Последнее слово он выговорил, как принято в округе Мейкомб: расчленив на слоги и нараспев протянув «а» и «и».
– Все как один англичане. Англичане, Герберт, истые, чистые и неподдельные. Их, значит, выкинуть, но при этом «Славословие» петь, как принято в Вестминстерском аббатстве? Так… Теперь послушайте, что я вам скажу…
Джин-Луиза смотрела то на Герберта, который согласно кивал, то на дядюшку, который выглядел сейчас как Теобальд Понтифекс[32].
– …этот ваш инструктор – самый распоследний сноб.
– Он… как бы это сказать, сэр… из тех, кого в школе дразнят «гогочками».
– Ну еще бы. И вы что же – намерены следовать его инструкциям?

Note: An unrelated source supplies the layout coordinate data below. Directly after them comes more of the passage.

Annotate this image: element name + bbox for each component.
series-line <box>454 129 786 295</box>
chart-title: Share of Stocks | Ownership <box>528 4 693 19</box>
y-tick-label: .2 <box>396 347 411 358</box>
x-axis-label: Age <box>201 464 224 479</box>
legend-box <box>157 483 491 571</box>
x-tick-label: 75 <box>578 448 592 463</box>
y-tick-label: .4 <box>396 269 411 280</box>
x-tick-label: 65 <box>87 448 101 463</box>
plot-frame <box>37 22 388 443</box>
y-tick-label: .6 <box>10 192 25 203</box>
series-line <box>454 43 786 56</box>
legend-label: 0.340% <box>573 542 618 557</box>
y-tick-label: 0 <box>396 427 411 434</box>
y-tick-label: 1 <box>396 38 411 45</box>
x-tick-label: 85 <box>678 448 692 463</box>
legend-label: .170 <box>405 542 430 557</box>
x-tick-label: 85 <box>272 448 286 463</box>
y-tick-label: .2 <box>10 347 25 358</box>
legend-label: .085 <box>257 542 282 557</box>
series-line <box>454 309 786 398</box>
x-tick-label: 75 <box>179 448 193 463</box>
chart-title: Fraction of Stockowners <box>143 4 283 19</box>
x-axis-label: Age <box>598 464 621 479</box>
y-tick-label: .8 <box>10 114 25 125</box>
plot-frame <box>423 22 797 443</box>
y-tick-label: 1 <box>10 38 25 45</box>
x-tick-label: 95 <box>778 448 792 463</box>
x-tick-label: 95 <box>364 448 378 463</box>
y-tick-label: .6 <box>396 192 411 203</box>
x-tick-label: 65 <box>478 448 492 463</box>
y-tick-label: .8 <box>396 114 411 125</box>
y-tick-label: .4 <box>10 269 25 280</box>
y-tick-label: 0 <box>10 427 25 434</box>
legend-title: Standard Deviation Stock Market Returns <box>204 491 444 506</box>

– Боже упаси, – сказал Герберт. – Хотел просто разок попробовать, удостовериться в том, о чем и так догадывался. Община это никогда не выучит. Да и потом, мне нравятся старые.
– Разделяю ваш вкус, – сказал доктор Финч, встал и подставил племяннице согнутую крендельком руку. – Мы встретимся с вами в следующее воскресенье, в это самое время, и если я увижу, что церковь не вернулась на землю, спрошу с вас лично.
По выражению его глаз Герберт понял, что это шутка. И засмеялся:
– Не беспокойтесь, сэр.
Доктор Финч повел Джин-Луизу к машине, где дожидались Аттикус и Александра.
– Подвезти тебя?
– Нет, конечно. – Доктор Финч имел обыкновение каждое воскресенье ходить в церковь и обратно пешком, невзирая, как он говорил, на ураганы, палящий зной или трескучий мороз.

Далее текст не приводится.